Inovações para combater a Covid-19, do Pão de Açúcar à Amazon

Atualizado em 14/7/2020

Pão de Açúcar e as ‘cotoveleiras’

O Pão de Açúcar deu um exemplo de como uma ideia simples e de fácil execução pode ser muito útil no combate à COVID-19. A rede instalou ‘cotoveleiras’ nas portas de freezers e geladeiras de 23 lojas de São Paulo. A ideia é que o cliente seja capaz de abrir os equipamentos sem a necessidade de usar as mãos.

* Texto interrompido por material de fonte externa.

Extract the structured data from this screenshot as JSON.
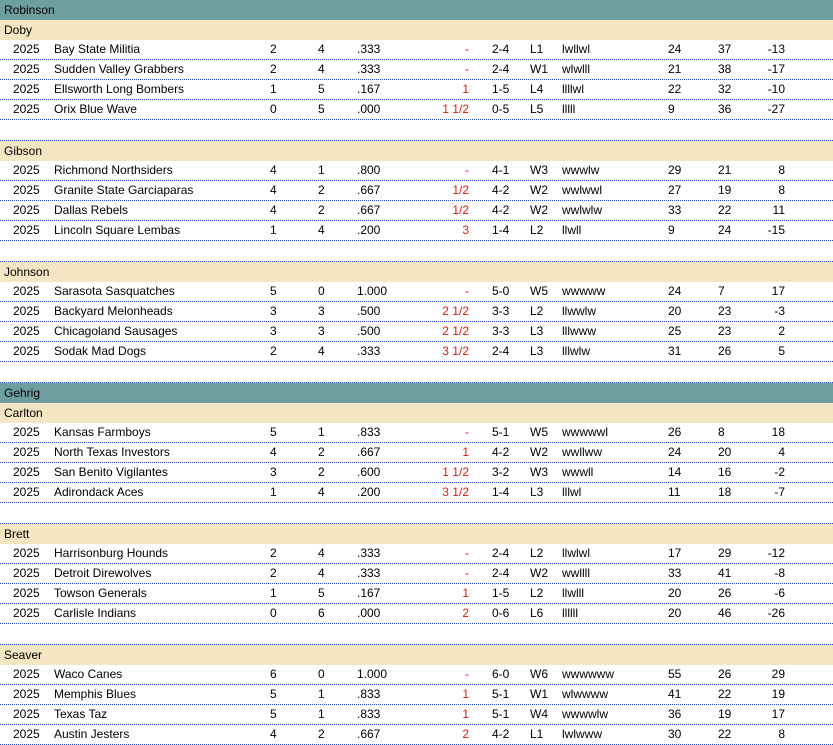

A ‘cotoveleira’ é uma inovação desenvolvida pelo Pão de Açúcar em parceria com fornecedores e, até o momento, mais de 5 mil itens já foram instalados. A previsão é de que o item deve chegar até o final de julho a todas as 185 lojas do Pão de Açúcar, em todo o Brasil.

Painel inteligente

A Tops Market, uma rede de supermercados de Bangkok, colocou um monitor na frente de suas lojas que pode ler a temperatura dos clientes. Se o dispositivo detecta pessoas com temperatura acima de 37,5°C é acionado um alarme e a entrada do cliente não é permitida.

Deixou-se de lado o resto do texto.